ECONOMY: Growth in Manufacturing Positive for Job Creation
Recent Gauteng Business News
The growth recorded in the manufacturing sector in the fourth quarter of 2009, according to the latest figures on the Gross Domestic Product (GDP) released by Statistics South Africa today, is positive news for a battered sector, the trade union Solidarity said today. The manufacturing sector made the largest contribution to growth in the South African economy in the past quarter.
However, Solidarity warned that the revival would not lead to an immediate drastic increase in job creation and that it would possibly take several months before job creation in this and other sectors recovered.

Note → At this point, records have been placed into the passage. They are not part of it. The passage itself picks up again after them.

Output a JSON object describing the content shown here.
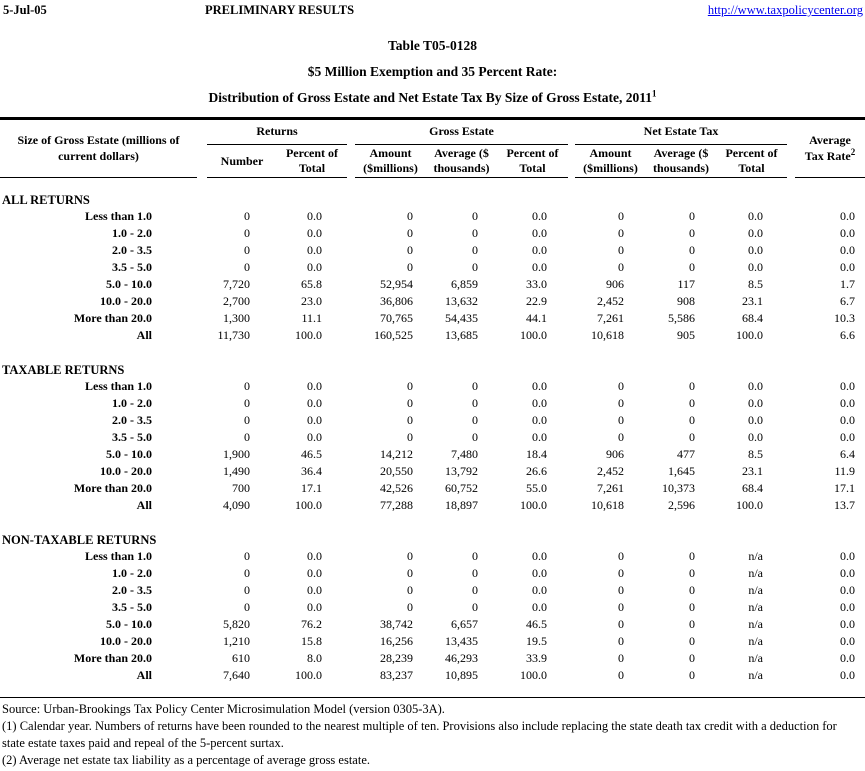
{
  "page_header": {
    "date": "5-Jul-05",
    "status": "PRELIMINARY RESULTS",
    "url": "http://www.taxpolicycenter.org"
  },
  "title": {
    "line1": "Table T05-0128",
    "line2": "$5 Million Exemption and 35 Percent Rate:",
    "line3": "Distribution of Gross Estate and Net Estate Tax By Size of Gross Estate, 2011",
    "line3_sup": "1"
  },
  "table": {
    "stub_header_line1": "Size of Gross Estate (millions of",
    "stub_header_line2": "current dollars)",
    "group_headers": {
      "returns": "Returns",
      "gross_estate": "Gross Estate",
      "net_estate_tax": "Net Estate Tax"
    },
    "sub_headers": {
      "number": "Number",
      "percent_of_total_l1": "Percent of",
      "percent_of_total_l2": "Total",
      "amount_l1": "Amount",
      "amount_l2": "($millions)",
      "average_l1": "Average ($",
      "average_l2": "thousands)"
    },
    "avg_tax_rate": {
      "l1": "Average",
      "l2": "Tax Rate",
      "sup": "2"
    },
    "sections": [
      {
        "name": "ALL RETURNS",
        "rows": [
          {
            "label": "Less than 1.0",
            "values": [
              "0",
              "0.0",
              "0",
              "0",
              "0.0",
              "0",
              "0",
              "0.0",
              "0.0"
            ]
          },
          {
            "label": "1.0 - 2.0",
            "values": [
              "0",
              "0.0",
              "0",
              "0",
              "0.0",
              "0",
              "0",
              "0.0",
              "0.0"
            ]
          },
          {
            "label": "2.0 - 3.5",
            "values": [
              "0",
              "0.0",
              "0",
              "0",
              "0.0",
              "0",
              "0",
              "0.0",
              "0.0"
            ]
          },
          {
            "label": "3.5 - 5.0",
            "values": [
              "0",
              "0.0",
              "0",
              "0",
              "0.0",
              "0",
              "0",
              "0.0",
              "0.0"
            ]
          },
          {
            "label": "5.0 - 10.0",
            "values": [
              "7,720",
              "65.8",
              "52,954",
              "6,859",
              "33.0",
              "906",
              "117",
              "8.5",
              "1.7"
            ]
          },
          {
            "label": "10.0 - 20.0",
            "values": [
              "2,700",
              "23.0",
              "36,806",
              "13,632",
              "22.9",
              "2,452",
              "908",
              "23.1",
              "6.7"
            ]
          },
          {
            "label": "More than 20.0",
            "values": [
              "1,300",
              "11.1",
              "70,765",
              "54,435",
              "44.1",
              "7,261",
              "5,586",
              "68.4",
              "10.3"
            ]
          },
          {
            "label": "All",
            "values": [
              "11,730",
              "100.0",
              "160,525",
              "13,685",
              "100.0",
              "10,618",
              "905",
              "100.0",
              "6.6"
            ]
          }
        ]
      },
      {
        "name": "TAXABLE RETURNS",
        "rows": [
          {
            "label": "Less than 1.0",
            "values": [
              "0",
              "0.0",
              "0",
              "0",
              "0.0",
              "0",
              "0",
              "0.0",
              "0.0"
            ]
          },
          {
            "label": "1.0 - 2.0",
            "values": [
              "0",
              "0.0",
              "0",
              "0",
              "0.0",
              "0",
              "0",
              "0.0",
              "0.0"
            ]
          },
          {
            "label": "2.0 - 3.5",
            "values": [
              "0",
              "0.0",
              "0",
              "0",
              "0.0",
              "0",
              "0",
              "0.0",
              "0.0"
            ]
          },
          {
            "label": "3.5 - 5.0",
            "values": [
              "0",
              "0.0",
              "0",
              "0",
              "0.0",
              "0",
              "0",
              "0.0",
              "0.0"
            ]
          },
          {
            "label": "5.0 - 10.0",
            "values": [
              "1,900",
              "46.5",
              "14,212",
              "7,480",
              "18.4",
              "906",
              "477",
              "8.5",
              "6.4"
            ]
          },
          {
            "label": "10.0 - 20.0",
            "values": [
              "1,490",
              "36.4",
              "20,550",
              "13,792",
              "26.6",
              "2,452",
              "1,645",
              "23.1",
              "11.9"
            ]
          },
          {
            "label": "More than 20.0",
            "values": [
              "700",
              "17.1",
              "42,526",
              "60,752",
              "55.0",
              "7,261",
              "10,373",
              "68.4",
              "17.1"
            ]
          },
          {
            "label": "All",
            "values": [
              "4,090",
              "100.0",
              "77,288",
              "18,897",
              "100.0",
              "10,618",
              "2,596",
              "100.0",
              "13.7"
            ]
          }
        ]
      },
      {
        "name": "NON-TAXABLE RETURNS",
        "rows": [
          {
            "label": "Less than 1.0",
            "values": [
              "0",
              "0.0",
              "0",
              "0",
              "0.0",
              "0",
              "0",
              "n/a",
              "0.0"
            ]
          },
          {
            "label": "1.0 - 2.0",
            "values": [
              "0",
              "0.0",
              "0",
              "0",
              "0.0",
              "0",
              "0",
              "n/a",
              "0.0"
            ]
          },
          {
            "label": "2.0 - 3.5",
            "values": [
              "0",
              "0.0",
              "0",
              "0",
              "0.0",
              "0",
              "0",
              "n/a",
              "0.0"
            ]
          },
          {
            "label": "3.5 - 5.0",
            "values": [
              "0",
              "0.0",
              "0",
              "0",
              "0.0",
              "0",
              "0",
              "n/a",
              "0.0"
            ]
          },
          {
            "label": "5.0 - 10.0",
            "values": [
              "5,820",
              "76.2",
              "38,742",
              "6,657",
              "46.5",
              "0",
              "0",
              "n/a",
              "0.0"
            ]
          },
          {
            "label": "10.0 - 20.0",
            "values": [
              "1,210",
              "15.8",
              "16,256",
              "13,435",
              "19.5",
              "0",
              "0",
              "n/a",
              "0.0"
            ]
          },
          {
            "label": "More than 20.0",
            "values": [
              "610",
              "8.0",
              "28,239",
              "46,293",
              "33.9",
              "0",
              "0",
              "n/a",
              "0.0"
            ]
          },
          {
            "label": "All",
            "values": [
              "7,640",
              "100.0",
              "83,237",
              "10,895",
              "100.0",
              "0",
              "0",
              "n/a",
              "0.0"
            ]
          }
        ]
      }
    ]
  },
  "footnotes": {
    "source": "Source: Urban-Brookings Tax Policy Center Microsimulation Model (version 0305-3A).",
    "note1": "(1) Calendar year. Numbers of returns have been rounded to the nearest multiple of ten. Provisions also include replacing the state death tax credit with a deduction for state estate taxes paid and repeal of the 5-percent surtax.",
    "note2": "(2) Average net estate tax liability as a percentage of average gross estate."
  }
}
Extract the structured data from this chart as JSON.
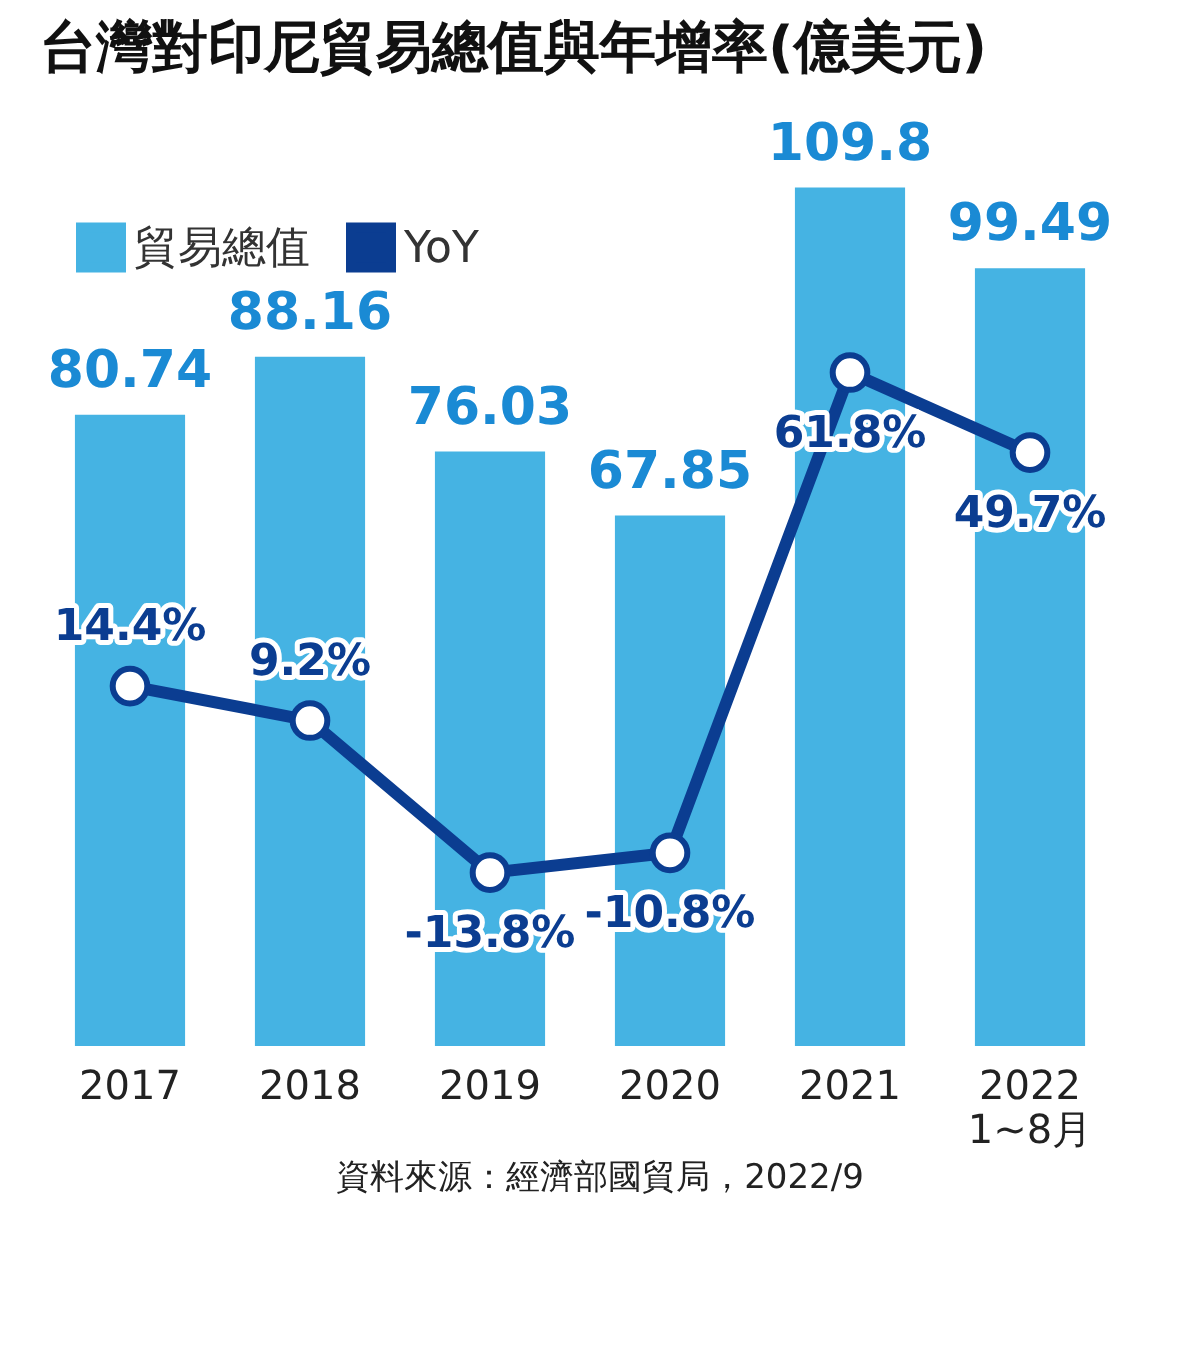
{
  "chart_data": {
    "type": "bar",
    "title": "台灣對印尼貿易總值與年增率(億美元)",
    "categories": [
      "2017",
      "2018",
      "2019",
      "2020",
      "2021",
      "2022\n1~8月"
    ],
    "series": [
      {
        "name": "貿易總值",
        "color": "#45b3e3",
        "values": [
          80.74,
          88.16,
          76.03,
          67.85,
          109.8,
          99.49
        ],
        "value_labels": [
          "80.74",
          "88.16",
          "76.03",
          "67.85",
          "109.8",
          "99.49"
        ]
      },
      {
        "name": "YoY",
        "type": "line",
        "axis": "y2",
        "color": "#0b3d91",
        "values": [
          14.4,
          9.2,
          -13.8,
          -10.8,
          61.8,
          49.7
        ],
        "value_labels": [
          "14.4%",
          "9.2%",
          "-13.8%",
          "-10.8%",
          "61.8%",
          "49.7%"
        ]
      }
    ],
    "legend": "top left",
    "marker": "circle",
    "grid": false,
    "annotations": [
      "資料來源：經濟部國貿局，2022/9"
    ]
  }
}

The manufacturing sector grew by 10,1% and contributed 1,5 percentage points to the 3,2% growth in the GDP. The sector experienced tremendous pressure in 2009 following a 25,5% decrease in growth in the first quarter of 2009. This setback was followed by another knock-out blow in the second quarter when growth decreased by 11,1%.
“The improvement recorded in the manufacturing sector in the fourth quarter of 2009 holds positive prospects for job creation in the sector. However, patience is now needed because job creation traditionally only follows after growth. Nevertheless, from a labour perspective the fact remains that there is hope for improvement here,” explained Solidarity spokesperson Jaco Kleynhans.
Meanwhile Solidarity emphasized that the prospects of job creation reflected by the positive expectations in, among others, the Kagiso Purchasing Managers’ Index (PMI) are now within reach thanks to the improvement in the GDP. The Kagiso PMI’s employment category improved from 46,6 to 48,2 index points from November 2009 to December 2009. In January, this category passed the 50-point mark and is now at 51,9 index points.
Solidarity does, however, warn that everything isn’t rosy in the latest GDP figures. “The government sector’s contribution to the GDP was the second largest. This sector grew by 7% and contributes 1 percentage point to the growth in the GDP. However, this growth isn’t sustainable and it should be taken into account that this sector’s growth depends on taxpayers,” Kleynhans said.
In addition, Kleynhans explained that the decrease in growth in the construction sector was becoming a cause for concern. “It is clear that there is now a sharp decline in the number of construction projects because this decline leaves a clear mark on the sector’s growth. In the first quarter of 2009, the construction sector displayed growth of 10,7%, followed by 8,7% in the second quarter and 6,1% in the third. Sustained development and construction projects are now needed to ensure that this sector doesn’t continue to lose growth momentum,” Kleynhans said.